I've google a lot and read a lot of articles, but got mixed reactions.
I'm a little confused about which is a better option if I want a certain section of my site to be blocked from being indexed by Search Engines. Basically I make a lot of updates to my site and also design for clients, I don't want all the "test data" that I upload for previews to be indexed to avoid the duplicate content issue.
Should I use a sub-domain and block the whole sub-domain
or
Create a sub-directory and block it using robots.txt
.
I'm new to web-designing and was a little insecure about using sub-domains (read somewhere that it's a little advanced procedure and even a tiny mistake could have big consequences, moreover Matt Cutts has also mentioned something similar (source):
"I’d recommend using sub directories until you start to feel pretty confident with the architecture of your site. At that point, you’ll be better equipped to make the right decision for your own site."
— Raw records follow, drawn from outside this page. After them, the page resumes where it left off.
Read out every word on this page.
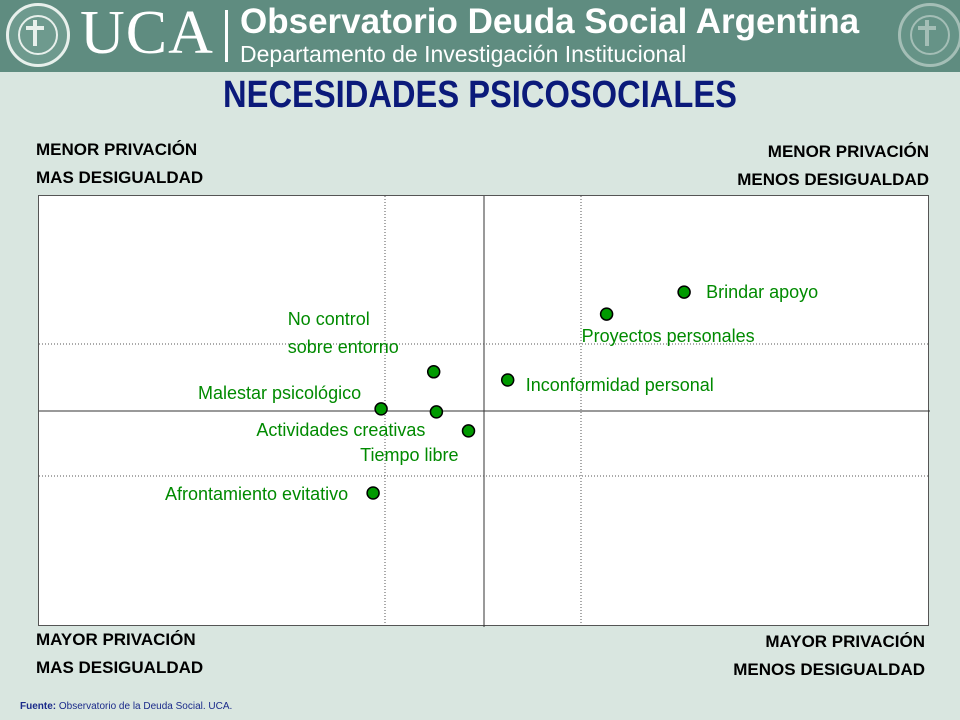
UCA Observatorio Deuda Social Argentina
Departamento de Investigación Institucional
NECESIDADES PSICOSOCIALES
MENOR PRIVACIÓN
MAS DESIGUALDAD
MENOR PRIVACIÓN
MENOS DESIGUALDAD
MAYOR PRIVACIÓN
MAS DESIGUALDAD
MAYOR PRIVACIÓN
MENOS DESIGUALDAD
Brindar apoyo
Proyectos personales
Inconformidad personal
No control sobre entorno
Malestar psicológico
Actividades creativas
Tiempo libre
Afrontamiento evitativo
Fuente: Observatorio de la Deuda Social. UCA.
But on the other hand I'm hesitant on using robots.txt
as well as anyone could access the file.
What are the pros and cons of both?
For now I am under the impression that Google treats both similarly and it would be best to go for a sub-directory with robots.txt
, but I'd like a second opinion before "taking the plunge".
Either you ask bots not to index your content (→ robots.txt) or you lock everyone out (→ password protection).
For this decision it's not relevant whether you use a separate subdomain or a folder. You can use robots.txt or password protection for both. Note that the robots.txt always has to be put in the document root.
Using robots.txt gives no guaranty, it's only a polite request. Polite bots will honor it, others not. Human users will still be able to visit your "disallowed" pages. Even those bots that honor your robots.txt (e.g. Google) may still link to your "disallowed" content in their search (they won't index content, though).
Using a login mechanism protects your pages from all bots and visitors.